WE AMERICANS SEEM to have a fondness for holding the mirror up to our lives. From the college bull session to the millions of soul-searching monologues unloaded in countless psychiatrists' offices, we are constantly concerned with whether our lives are yielding the maximum of satisfaction with the minimum of pain. Gail Sheehy's new self-help book, Pathfinders, for which, with paperback rights, she received a $1 million advance, is bound to find an eager audience.

And it should. This is a powerful book based on four years of formidable research across America and Europe, and it is peopled with interesting men and women who, after encountering adversity, break out of a constricting mold to risk change and loss for a new life. Some accomplish this by abandoning the comfort and security of safety for a cause beyond themselves. All are real people taken from the 60,000 who filled out extensive life history questionnaires, which Sheehy had sent to selected groups and also published in Redbook and Esquire.

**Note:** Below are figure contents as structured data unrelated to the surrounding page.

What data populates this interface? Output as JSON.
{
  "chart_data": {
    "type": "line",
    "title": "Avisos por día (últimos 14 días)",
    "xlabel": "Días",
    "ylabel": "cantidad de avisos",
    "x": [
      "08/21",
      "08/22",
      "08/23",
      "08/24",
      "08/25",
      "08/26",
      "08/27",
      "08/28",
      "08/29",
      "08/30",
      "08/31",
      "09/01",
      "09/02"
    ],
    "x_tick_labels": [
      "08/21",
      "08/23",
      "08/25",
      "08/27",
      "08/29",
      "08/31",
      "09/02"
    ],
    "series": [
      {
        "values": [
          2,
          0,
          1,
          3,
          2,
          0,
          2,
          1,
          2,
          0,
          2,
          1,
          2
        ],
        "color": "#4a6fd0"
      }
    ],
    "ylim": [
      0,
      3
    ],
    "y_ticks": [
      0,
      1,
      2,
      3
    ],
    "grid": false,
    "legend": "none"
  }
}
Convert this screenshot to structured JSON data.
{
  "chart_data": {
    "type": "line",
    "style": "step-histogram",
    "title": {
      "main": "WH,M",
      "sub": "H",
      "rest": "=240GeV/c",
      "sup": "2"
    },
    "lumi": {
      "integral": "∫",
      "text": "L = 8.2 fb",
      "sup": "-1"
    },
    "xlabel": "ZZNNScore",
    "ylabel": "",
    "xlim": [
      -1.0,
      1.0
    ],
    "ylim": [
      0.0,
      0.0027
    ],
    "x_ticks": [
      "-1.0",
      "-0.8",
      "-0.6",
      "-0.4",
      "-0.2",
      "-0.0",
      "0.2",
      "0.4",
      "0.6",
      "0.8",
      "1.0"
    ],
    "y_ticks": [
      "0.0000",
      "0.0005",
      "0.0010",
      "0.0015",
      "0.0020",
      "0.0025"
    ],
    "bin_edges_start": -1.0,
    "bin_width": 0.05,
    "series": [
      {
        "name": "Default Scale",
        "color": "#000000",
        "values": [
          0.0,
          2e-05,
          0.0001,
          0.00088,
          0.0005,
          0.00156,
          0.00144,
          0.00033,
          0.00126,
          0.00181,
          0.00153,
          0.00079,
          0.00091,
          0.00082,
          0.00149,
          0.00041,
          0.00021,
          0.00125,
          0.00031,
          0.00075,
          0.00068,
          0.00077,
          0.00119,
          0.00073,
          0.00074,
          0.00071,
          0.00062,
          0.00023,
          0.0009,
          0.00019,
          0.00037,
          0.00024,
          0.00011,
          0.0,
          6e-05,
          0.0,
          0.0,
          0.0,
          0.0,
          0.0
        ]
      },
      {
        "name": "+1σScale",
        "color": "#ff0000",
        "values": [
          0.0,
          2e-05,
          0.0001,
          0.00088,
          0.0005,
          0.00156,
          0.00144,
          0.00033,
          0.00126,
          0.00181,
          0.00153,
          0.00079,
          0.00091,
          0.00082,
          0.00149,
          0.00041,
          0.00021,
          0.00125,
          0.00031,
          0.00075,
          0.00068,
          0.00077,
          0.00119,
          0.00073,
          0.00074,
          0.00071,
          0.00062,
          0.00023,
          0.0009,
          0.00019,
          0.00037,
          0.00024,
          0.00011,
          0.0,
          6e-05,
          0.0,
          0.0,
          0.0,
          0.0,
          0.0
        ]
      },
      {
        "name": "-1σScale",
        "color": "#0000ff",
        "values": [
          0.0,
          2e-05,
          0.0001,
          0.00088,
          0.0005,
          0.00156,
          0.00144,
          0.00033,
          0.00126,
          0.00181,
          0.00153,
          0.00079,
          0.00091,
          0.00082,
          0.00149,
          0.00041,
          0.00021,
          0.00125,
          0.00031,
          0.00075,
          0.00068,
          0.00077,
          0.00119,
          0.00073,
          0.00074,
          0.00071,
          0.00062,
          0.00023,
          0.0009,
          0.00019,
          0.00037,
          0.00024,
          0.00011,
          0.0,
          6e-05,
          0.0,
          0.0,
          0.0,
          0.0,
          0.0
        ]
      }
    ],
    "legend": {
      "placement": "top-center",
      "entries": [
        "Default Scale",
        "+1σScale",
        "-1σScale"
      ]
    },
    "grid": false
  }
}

It is a measure of Sheehy's skill that hardly one of her subjects seems too good to be true.

Sheehy's way with words is more than just fortuitous. For Pathfinder, it is essential. This heavily documented, 494-page book is first cousin to a textbook. Pathfinders, billed on the jacket as being about "Overcoming the Crises of Adult Life and Finding Your Own Path to Well-Being," eventually leads us through a review of history's major cultural swings and, in less skillful hands, might have been daunting. Its scope is large, and it is stuffed with the theories of anthropologists and historians. It is also completely fascinating.

You care about the people who walk through these pages. Another turn of the wheel and they might have been you, might still be you since nothing is certain. These people speak with voices that cut right through you. "I'm scared to death to do this," cries the wife of a field engineer who quit General Electric over doubts of the safety of a nuclear installation, "but . . . I don't want to be dead inside a body that goes on walking around." When Sheehy introduces us to these people, she makes us see them intimately. "There was a big sky sprawl to his speech," she says of one.

The concern of this book is to explore what makes pathfinders. (I wish Sheehy had found a better term for these people, one which did not trigger association with James Fenimore Cooper, but none comes readily to mind.) The qualities of pathfinding are not innate, she tells us, and we might all ualify. The transformation into a pathfinder usually takes place after some life accident which changes the rules and causes us to seek and risk uncommon solutions to struggles. Change and risk are frightening. "Many of us would rather risk even death than change," she says, "and we stand ready to employ our faculties overtime to avoid acknowledging those changes taking place right under our noses."

Sheehy takes us into the lives of many people who have had the courage to fail and gain from the experience, to reassess, to stretch and shed an old skin. Many wives of the hostages had this experience; so do some desperate men who have been passed over on the corporate ladder. Ordinary people gathering the courage to rise above physical handicaps, women shucking loveless, crippling marriages, successful men reexamining values in mid-life--these are Sheehy's pathfinders.

You don't need any inborn trait to transcend life accidents, but it helps to have a support system of friends. Sheehy is particularly poignant when she recounts the moment when a close friend confides to her that her husband is demanding a divorce. In every word of the bleak dialogue atop a ski slope, you feel the value of the friendship the two women share. "If the risk of change and loss is essential to the process of pathfinding, friends are the haven," says Sheehy. People of "high well-being" in the questionnaire (included in the book) reported twice as many close friends as the average person.

What gives this book its power is the frankness with which these people open their minds and hearts to expose their frustrations and pain. The book does not work as well in its last section, in which Sheehy interviews the famous who have transcended pathfinding to become "pathleaders." But if we have lost the ordinary people we can identify with, the picture she paints of America's progress from Puritan ethic through the laid- back '60s to the age of the televangelist is one of the best portions of the book. America needs, she tells us finally, the true revitalization which will only come when we are united around a transcending moral issue. ELIZABETH C. MOONEY, a Washington writer, is the author of Alone: Surviving as a Widow.